On November 5th , Manny Pacquiao dusted off his boxing boots to step back into the ring for the first time since his short-lived retirement earlier this year to focus on a political career. The results were solid, if not scintillating, as he put together a vintage Pacquiao performance in outpointing Jessie Vargas to claim the WBO welterweight title.
It was a performance made all the more important considering a special guest was ringside in the form of Floyd “Money” Mayweather. The man who last beat Pacquiao in the highest grossing fight in boxing history had never watched Pacquiao fight in person, aside from the time they spent in the ring together. Mayweather’s presence immediately ignited talk of a return bout between the two next year.
The problem is that Mayweather is “retired.” But that’s not a problem that another couple hundred million dollars wouldn’t be able to cure, right?
There’s another problem, however. Let social media tell it, nobody wants to see them fight again. After breaking PPV and gate records with their historic encounter, the two proceeded to slow dance the boxing world to death. It was more of a vintage Mayweather performance than it was for Pacquiao as the unbeaten pound for pound king dominated the Filipino en route to a unanimous decision victory. Any hope for fireworks was doused in a matter of minutes as Mayweather imposed his superior defensive tactics and neutralized Hurricane Pacquiao for 36 minutes.
Of course, there was a supposed injury to Pacquiao’s shoulder that prevented him from being the whirlwind of punches that fight fans were accustomed to. But it was a deflating event that people paid way too much to see happen. To call it a letdown would certainly be underplaying it.
Mayweather’s presence ringside was a major story considering that just days before he suggested a ring return was a viable option. And what bigger opponent could there be than Manny Pacquiao?
It’s the fight nobody thinks they want until they have it. And then the sports world will hover around boxing one more time.
There are so many things going against Mayweather-Pacquiao 2. For one, Pacquiao isn’t the typhoon of punches that he once was. The fact remains that Pacquiao’s most potent weight for a knockout was 140 pounds. Since defeating Miguel Cotto by 12th round TKO in 2009, Pacquiao hasn’t stopped an opponent. That’s seven years and 12 fights. It’s a stretch that is concerning because the threat of Pacquiao was in his punching power. Without it, he’s a mere mortal for Doctor Mayweather to surgically pick apart. And at the age of 37, Pacquiao clearly isn’t the same fighter he once was. Whether that be because of his obligations outside of boxing, his lack of hunger or simply because he’s old, it doesn’t help him in a rematch.
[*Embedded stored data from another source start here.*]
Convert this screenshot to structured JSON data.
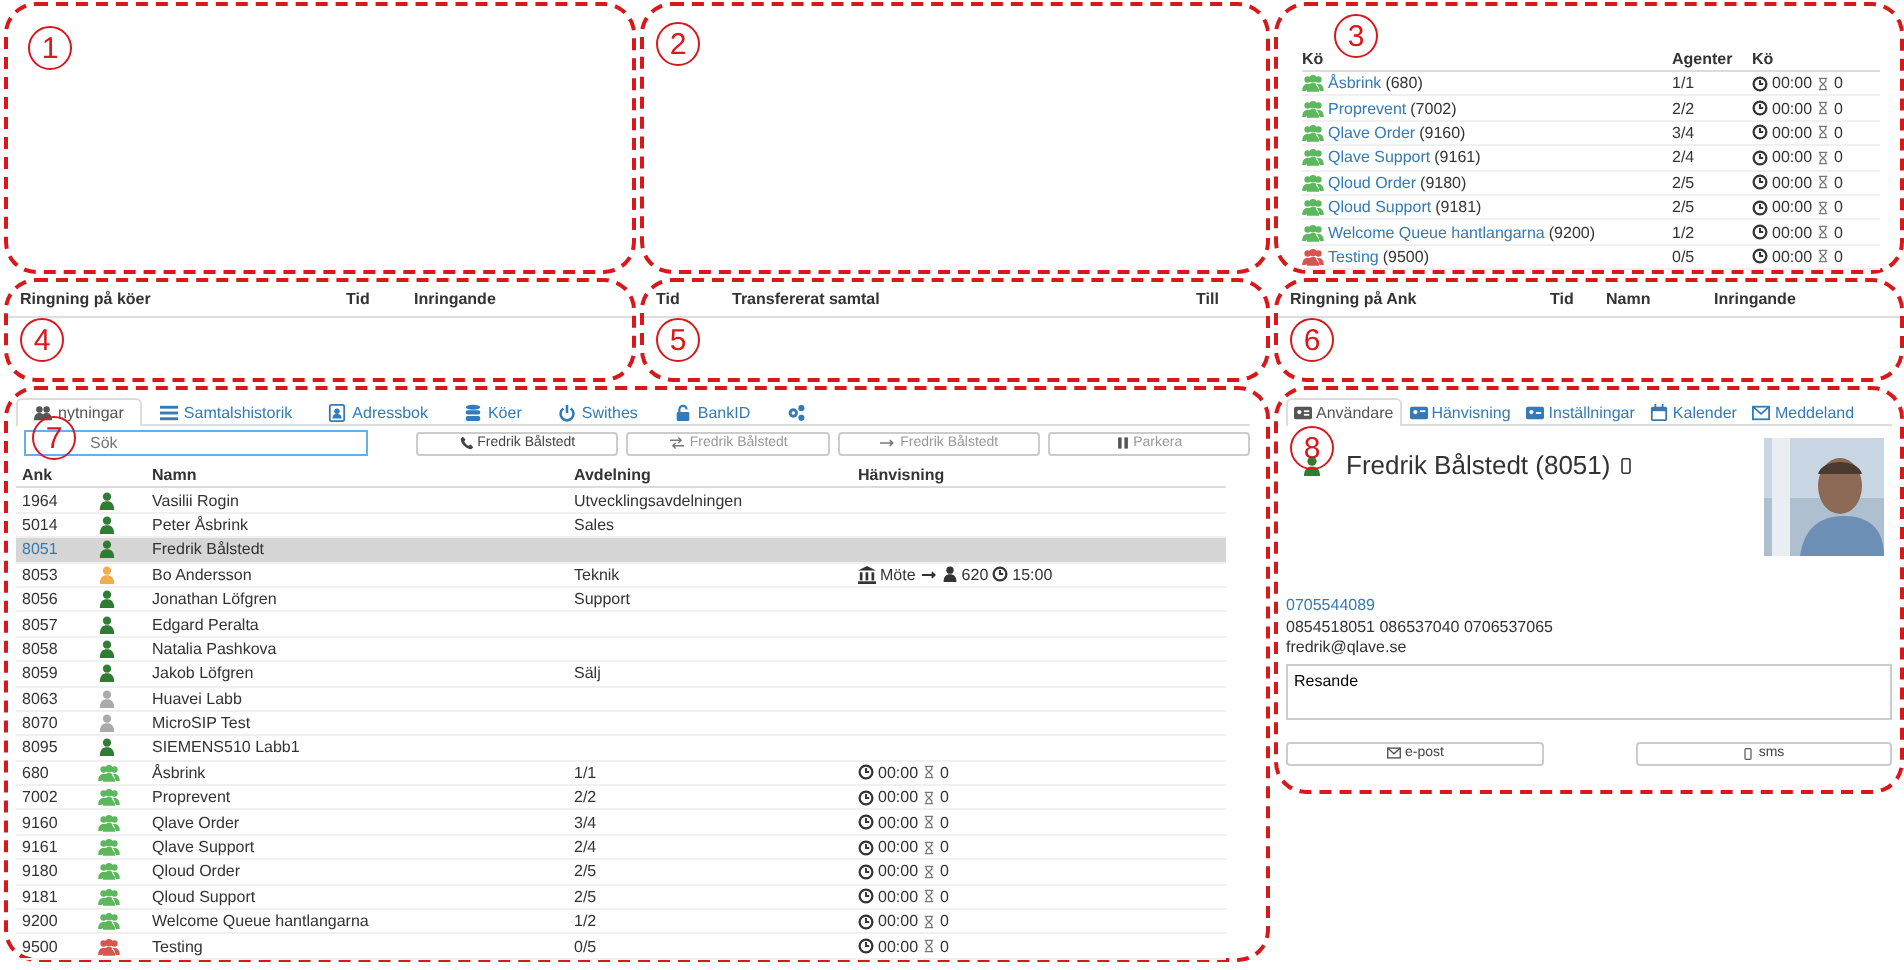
{
  "panels": [
    {
      "marker": "1"
    },
    {
      "marker": "2"
    }
  ],
  "queues": {
    "marker": "3",
    "columns": [
      "Kö",
      "Agenter",
      "Kö"
    ],
    "rows": [
      {
        "name": "Åsbrink",
        "number": "(680)",
        "agents": "1/1",
        "time": "00:00",
        "waiting": "0",
        "color": "#5cb85c"
      },
      {
        "name": "Proprevent",
        "number": "(7002)",
        "agents": "2/2",
        "time": "00:00",
        "waiting": "0",
        "color": "#5cb85c"
      },
      {
        "name": "Qlave Order",
        "number": "(9160)",
        "agents": "3/4",
        "time": "00:00",
        "waiting": "0",
        "color": "#5cb85c"
      },
      {
        "name": "Qlave Support",
        "number": "(9161)",
        "agents": "2/4",
        "time": "00:00",
        "waiting": "0",
        "color": "#5cb85c"
      },
      {
        "name": "Qloud Order",
        "number": "(9180)",
        "agents": "2/5",
        "time": "00:00",
        "waiting": "0",
        "color": "#5cb85c"
      },
      {
        "name": "Qloud Support",
        "number": "(9181)",
        "agents": "2/5",
        "time": "00:00",
        "waiting": "0",
        "color": "#5cb85c"
      },
      {
        "name": "Welcome Queue hantlangarna",
        "number": "(9200)",
        "agents": "1/2",
        "time": "00:00",
        "waiting": "0",
        "color": "#5cb85c"
      },
      {
        "name": "Testing",
        "number": "(9500)",
        "agents": "0/5",
        "time": "00:00",
        "waiting": "0",
        "color": "#d9534f"
      }
    ]
  },
  "ringing_queues": {
    "marker": "4",
    "columns": [
      "Ringning på köer",
      "Tid",
      "Inringande"
    ]
  },
  "transferred": {
    "marker": "5",
    "columns": [
      "Tid",
      "Transfererat samtal",
      "Till"
    ]
  },
  "ringing_ank": {
    "marker": "6",
    "columns": [
      "Ringning på Ank",
      "Tid",
      "Namn",
      "Inringande"
    ]
  },
  "extensions": {
    "marker": "7",
    "tabs": [
      {
        "kind": "text",
        "label": "nytningar",
        "selected": true
      },
      {
        "kind": "text",
        "label": "Samtalshistorik",
        "selected": false
      },
      {
        "kind": "text",
        "label": "Adressbok",
        "selected": false
      },
      {
        "kind": "text",
        "label": "Köer",
        "selected": false
      },
      {
        "kind": "text",
        "label": "Swithes",
        "selected": false
      },
      {
        "kind": "text",
        "label": "BankID",
        "selected": false
      },
      {
        "kind": "icon",
        "selected": false
      }
    ],
    "search": {
      "placeholder": "Sök"
    },
    "actions": [
      {
        "label": "Fredrik Bålstedt"
      },
      {
        "label": "Fredrik Bålstedt"
      },
      {
        "label": "Fredrik Bålstedt"
      },
      {
        "label": "Parkera"
      }
    ],
    "columns": [
      "Ank",
      "Namn",
      "Avdelning",
      "Hänvisning"
    ],
    "rows": [
      {
        "kind": "user",
        "ank": "1964",
        "color": "#2e7d32",
        "name": "Vasilii Rogin",
        "department": "Utvecklingsavdelningen",
        "selected": false
      },
      {
        "kind": "user",
        "ank": "5014",
        "color": "#2e7d32",
        "name": "Peter Åsbrink",
        "department": "Sales",
        "selected": false
      },
      {
        "kind": "user",
        "ank": "8051",
        "color": "#2e7d32",
        "name": "Fredrik Bålstedt",
        "selected": true
      },
      {
        "kind": "user",
        "ank": "8053",
        "color": "#f0ad4e",
        "name": "Bo Andersson",
        "department": "Teknik",
        "redirect": {
          "reason": "Möte",
          "to": "620",
          "until": "15:00"
        },
        "selected": false
      },
      {
        "kind": "user",
        "ank": "8056",
        "color": "#2e7d32",
        "name": "Jonathan Löfgren",
        "department": "Support",
        "selected": false
      },
      {
        "kind": "user",
        "ank": "8057",
        "color": "#2e7d32",
        "name": "Edgard Peralta",
        "selected": false
      },
      {
        "kind": "user",
        "ank": "8058",
        "color": "#2e7d32",
        "name": "Natalia Pashkova",
        "selected": false
      },
      {
        "kind": "user",
        "ank": "8059",
        "color": "#2e7d32",
        "name": "Jakob Löfgren",
        "department": "Sälj",
        "selected": false
      },
      {
        "kind": "user",
        "ank": "8063",
        "color": "#aaaaaa",
        "name": "Huavei Labb",
        "selected": false
      },
      {
        "kind": "user",
        "ank": "8070",
        "color": "#aaaaaa",
        "name": "MicroSIP Test",
        "selected": false
      },
      {
        "kind": "user",
        "ank": "8095",
        "color": "#2e7d32",
        "name": "SIEMENS510 Labb1",
        "selected": false
      },
      {
        "kind": "queue",
        "ank": "680",
        "color": "#5cb85c",
        "name": "Åsbrink",
        "department": "1/1",
        "time": "00:00",
        "waiting": "0",
        "selected": false
      },
      {
        "kind": "queue",
        "ank": "7002",
        "color": "#5cb85c",
        "name": "Proprevent",
        "department": "2/2",
        "time": "00:00",
        "waiting": "0",
        "selected": false
      },
      {
        "kind": "queue",
        "ank": "9160",
        "color": "#5cb85c",
        "name": "Qlave Order",
        "department": "3/4",
        "time": "00:00",
        "waiting": "0",
        "selected": false
      },
      {
        "kind": "queue",
        "ank": "9161",
        "color": "#5cb85c",
        "name": "Qlave Support",
        "department": "2/4",
        "time": "00:00",
        "waiting": "0",
        "selected": false
      },
      {
        "kind": "queue",
        "ank": "9180",
        "color": "#5cb85c",
        "name": "Qloud Order",
        "department": "2/5",
        "time": "00:00",
        "waiting": "0",
        "selected": false
      },
      {
        "kind": "queue",
        "ank": "9181",
        "color": "#5cb85c",
        "name": "Qloud Support",
        "department": "2/5",
        "time": "00:00",
        "waiting": "0",
        "selected": false
      },
      {
        "kind": "queue",
        "ank": "9200",
        "color": "#5cb85c",
        "name": "Welcome Queue hantlangarna",
        "department": "1/2",
        "time": "00:00",
        "waiting": "0",
        "selected": false
      },
      {
        "kind": "queue",
        "ank": "9500",
        "color": "#d9534f",
        "name": "Testing",
        "department": "0/5",
        "time": "00:00",
        "waiting": "0",
        "selected": false
      }
    ]
  },
  "user": {
    "marker": "8",
    "tabs": [
      {
        "label": "Användare",
        "selected": true
      },
      {
        "label": "Hänvisning",
        "selected": false
      },
      {
        "label": "Inställningar",
        "selected": false
      },
      {
        "label": "Kalender",
        "selected": false
      },
      {
        "label": "Meddeland",
        "selected": false
      }
    ],
    "name": "Fredrik Bålstedt (8051)",
    "color": "#2e7d32",
    "mobile": "0705544089",
    "phones": "0854518051 086537040 0706537065",
    "email": "fredrik@qlave.se",
    "note": "Resande",
    "buttons": [
      {
        "label": "e-post"
      },
      {
        "label": "sms"
      }
    ]
  }
}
Fortunately, there’s this little machine you may have heard called “The Hype Machine” that is able to turn molehills into mountains and fireworks into nuclear bombs. And with the general public knowing so little about the nuances of boxing, all it will take is a few talking heads to create a buzz all over again.
And before you know it, you’ll be looking for a place to watch the fight because you don’t want to be the one who misses a magical moment that may or may not happen. Say what you want, but once that hype machine gets churning, you’ll be swept up in the moment. It’s like the Super Bowl of boxing where people who don’t care one way or another will be interested in being a part of the festivities.
It’s the only sport where people who have absolutely no idea about boxing will try to browbeat you with their opinion. Boxing pundits overwhelmingly selected Mayweather to win because, well, he doesn’t lose. That and the fact that everyone who paid attention realized that Pacquiao wasn’t the same guy who rampaged through multiple weight classes several years ago. But every sports writer had his or her opinion on the fight despite not knowing very much about boxing. It led to heated debates on radio and talk shows. People picked their side and were excited to see if they were right.
Why would this be any different?
Of course, Mayweather won handily. But the fact that there’s this Pacquiao shoulder injury story is still lingering as an excuse that will bring people back for a rematch. Then there’s going to be those who say that Mayweather will be 39 and that could affect his performance because he hasn’t fought since 2015 while Pacquiao has already fought twice in 2016. Not that it really means anything but it’s enough fuel to get the hype machine pumping.
It doesn’t matter that Pacquiao can’t beat Mayweather because all it takes is some convincing to bring the world to its knees for a rematch. Even if the rematch does half of what the first fight did (4.6 million PPV buys, $72 million gate and over $400 million in revenue), it’ll still rank as one of the biggest combat sports events in history. That means they have to convince five out of ten people to watch it again. It likely won’t be that difficult to do because boxing promoters think we’re stupid…and they aren’t all that wrong in their assumptions.
Whether you like it or not, Mayweather-Pacquiao 2 is coming to save boxing. You may not think so now, but you’ll have to try your hardest to get away from it when its starts snowballing your way.
You think you don’t want it, but you will.